Objectives: At the end of this lesson, students should be able to:
Correlation to Indiana Standards (for Fourth Grade Social Studies)
4.1.15 Using primary source and secondary source materials, generate questions, seek answers, and write brief comments about an event in Indiana history.
4.5.1 Identify ways that social groups influence individual behavior and responsibilities.
4.7.1 Ask thoughtful questions and respond orally to relevant questions with appropriate elaboration.
4.7.11 Make narrative (story) presentations that:
relate ideas, observations, or memories about an event or experience.
provide a context that allows the listener to imagine the circumstances of the event or experience.
provide insight into why the selected event or experience should be of interest to the audience.
4.7.13 Deliver oral summaries of articles and books that contain the main ideas of the event or article and the most significant details.
Historical and Methodological Context for the Lesson:
A solid introduction to the native cultures of the Indiana region (including location maps) and a discussion of the forced migration are provided by the Teacher Resource Guide of the Eiteljorg Museum of American Indians and Western Art (Indianapolis, IN: 2002). A PDF of a relevant portion of the Guide is included with this lesson.

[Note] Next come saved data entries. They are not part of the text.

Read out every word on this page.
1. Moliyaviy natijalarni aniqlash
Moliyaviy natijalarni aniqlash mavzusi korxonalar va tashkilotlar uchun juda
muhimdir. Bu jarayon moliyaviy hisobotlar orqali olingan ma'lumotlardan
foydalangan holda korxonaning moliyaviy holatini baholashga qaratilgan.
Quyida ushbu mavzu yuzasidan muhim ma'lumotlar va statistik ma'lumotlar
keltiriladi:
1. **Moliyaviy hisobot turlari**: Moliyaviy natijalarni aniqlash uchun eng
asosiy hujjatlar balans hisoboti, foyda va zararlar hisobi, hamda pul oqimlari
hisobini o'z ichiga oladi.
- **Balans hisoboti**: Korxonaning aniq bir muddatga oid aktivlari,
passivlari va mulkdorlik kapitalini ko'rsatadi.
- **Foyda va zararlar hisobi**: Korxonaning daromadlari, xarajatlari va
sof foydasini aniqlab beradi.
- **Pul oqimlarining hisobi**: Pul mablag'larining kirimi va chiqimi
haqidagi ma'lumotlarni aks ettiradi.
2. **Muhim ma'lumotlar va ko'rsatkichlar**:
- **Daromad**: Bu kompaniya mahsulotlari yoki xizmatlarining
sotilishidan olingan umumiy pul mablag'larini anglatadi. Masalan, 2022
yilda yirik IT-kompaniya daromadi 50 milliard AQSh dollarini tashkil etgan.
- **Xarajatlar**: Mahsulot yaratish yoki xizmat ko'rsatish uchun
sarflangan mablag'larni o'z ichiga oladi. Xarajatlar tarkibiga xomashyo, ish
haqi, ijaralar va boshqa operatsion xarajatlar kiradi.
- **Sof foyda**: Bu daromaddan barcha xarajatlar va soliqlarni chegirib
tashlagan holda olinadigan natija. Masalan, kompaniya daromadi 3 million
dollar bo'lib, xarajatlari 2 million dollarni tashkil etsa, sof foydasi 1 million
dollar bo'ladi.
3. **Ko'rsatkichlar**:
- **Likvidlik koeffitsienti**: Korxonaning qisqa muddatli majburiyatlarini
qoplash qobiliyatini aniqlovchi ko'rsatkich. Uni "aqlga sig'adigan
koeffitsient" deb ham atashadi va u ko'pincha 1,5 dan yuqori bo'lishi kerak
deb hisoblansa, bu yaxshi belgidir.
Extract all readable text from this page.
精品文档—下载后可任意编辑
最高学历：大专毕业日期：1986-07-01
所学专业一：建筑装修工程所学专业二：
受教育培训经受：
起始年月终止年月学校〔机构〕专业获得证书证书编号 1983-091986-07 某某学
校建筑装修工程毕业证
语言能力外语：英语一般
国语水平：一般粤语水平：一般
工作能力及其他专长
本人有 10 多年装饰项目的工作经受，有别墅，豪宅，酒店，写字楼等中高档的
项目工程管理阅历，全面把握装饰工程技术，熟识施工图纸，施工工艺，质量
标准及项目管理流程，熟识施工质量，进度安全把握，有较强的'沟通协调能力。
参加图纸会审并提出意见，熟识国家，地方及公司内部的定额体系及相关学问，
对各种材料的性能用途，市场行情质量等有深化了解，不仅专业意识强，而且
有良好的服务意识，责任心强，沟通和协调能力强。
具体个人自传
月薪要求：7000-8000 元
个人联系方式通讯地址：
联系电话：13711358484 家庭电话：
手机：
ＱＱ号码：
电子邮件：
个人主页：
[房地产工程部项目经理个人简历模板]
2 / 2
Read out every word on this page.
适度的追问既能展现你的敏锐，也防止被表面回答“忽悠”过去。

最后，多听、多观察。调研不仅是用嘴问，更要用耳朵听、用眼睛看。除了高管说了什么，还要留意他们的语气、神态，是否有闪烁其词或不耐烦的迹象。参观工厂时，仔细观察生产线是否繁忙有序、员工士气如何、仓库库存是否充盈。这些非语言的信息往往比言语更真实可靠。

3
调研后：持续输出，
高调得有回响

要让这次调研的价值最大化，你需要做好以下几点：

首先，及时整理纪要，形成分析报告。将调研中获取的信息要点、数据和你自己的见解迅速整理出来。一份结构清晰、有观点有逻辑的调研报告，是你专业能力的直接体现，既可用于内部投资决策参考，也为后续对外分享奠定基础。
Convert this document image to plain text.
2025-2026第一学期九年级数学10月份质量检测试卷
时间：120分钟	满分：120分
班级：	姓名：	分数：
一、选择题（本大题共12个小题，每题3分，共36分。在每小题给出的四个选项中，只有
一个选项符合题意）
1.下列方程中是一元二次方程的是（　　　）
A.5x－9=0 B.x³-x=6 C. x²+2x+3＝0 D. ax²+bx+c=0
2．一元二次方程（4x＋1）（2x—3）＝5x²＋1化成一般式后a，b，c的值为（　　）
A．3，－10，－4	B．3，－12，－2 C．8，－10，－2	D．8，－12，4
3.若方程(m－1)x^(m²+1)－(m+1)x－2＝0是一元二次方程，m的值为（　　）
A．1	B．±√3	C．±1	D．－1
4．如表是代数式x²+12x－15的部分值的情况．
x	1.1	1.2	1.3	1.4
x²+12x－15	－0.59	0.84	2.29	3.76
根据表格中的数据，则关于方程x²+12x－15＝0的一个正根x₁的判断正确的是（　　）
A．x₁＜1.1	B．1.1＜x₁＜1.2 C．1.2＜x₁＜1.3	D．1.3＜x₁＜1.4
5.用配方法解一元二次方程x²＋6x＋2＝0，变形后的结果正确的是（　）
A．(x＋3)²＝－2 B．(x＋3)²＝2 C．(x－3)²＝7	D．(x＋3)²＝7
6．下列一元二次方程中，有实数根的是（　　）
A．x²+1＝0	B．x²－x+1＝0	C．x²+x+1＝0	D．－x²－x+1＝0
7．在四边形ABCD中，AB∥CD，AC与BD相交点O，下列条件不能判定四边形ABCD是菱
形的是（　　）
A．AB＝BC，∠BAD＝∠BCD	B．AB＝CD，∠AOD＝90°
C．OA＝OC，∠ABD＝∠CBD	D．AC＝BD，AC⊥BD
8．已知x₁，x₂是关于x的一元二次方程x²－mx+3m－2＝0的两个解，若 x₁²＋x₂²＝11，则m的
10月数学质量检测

1. Before class period(s), use the excerpted portion of the Teacher Resource Guide to create a lecture/discussion about Native American cultures in Indiana and their forced removal. The specific content and scope of the lesson/discussion will vary with instructor needs and desires, but organizational topics might include:
a. the social structure and cultural activities of specific tribes
b. relationship with white culture: fur trade, treaties, forced migration
c. historical and contemporary thoughts on being a native American
1. A chart that briefly summarizes each of the peoples of the Indiana region
2. A map that notes the location of native American peoples in the Midwest prior to 1600
3. A map that notes tribal locations in the Midwest, circa 1795.
A. After learning about the various native cultures in the Indiana region, have students (individually or in small groups) choose one tribe and write two paragraphs that describe the tribe's society and their relationship with white culture. You may wish to have students read their summaries aloud to compare tribal cultures.
B. Focus students' attention on the forced migration of some of these tribes, discussing some of the economic and cultural reasons behind the forced movement. Using Removal Maps A and B (included as a PDF with this lesson), have students trace the path of migration of the mentioned tribes, making each path a different color.
C. Time permitting, you may also wish to have students write a paragraph or two describing what it might have been like to be forcibly removed from home.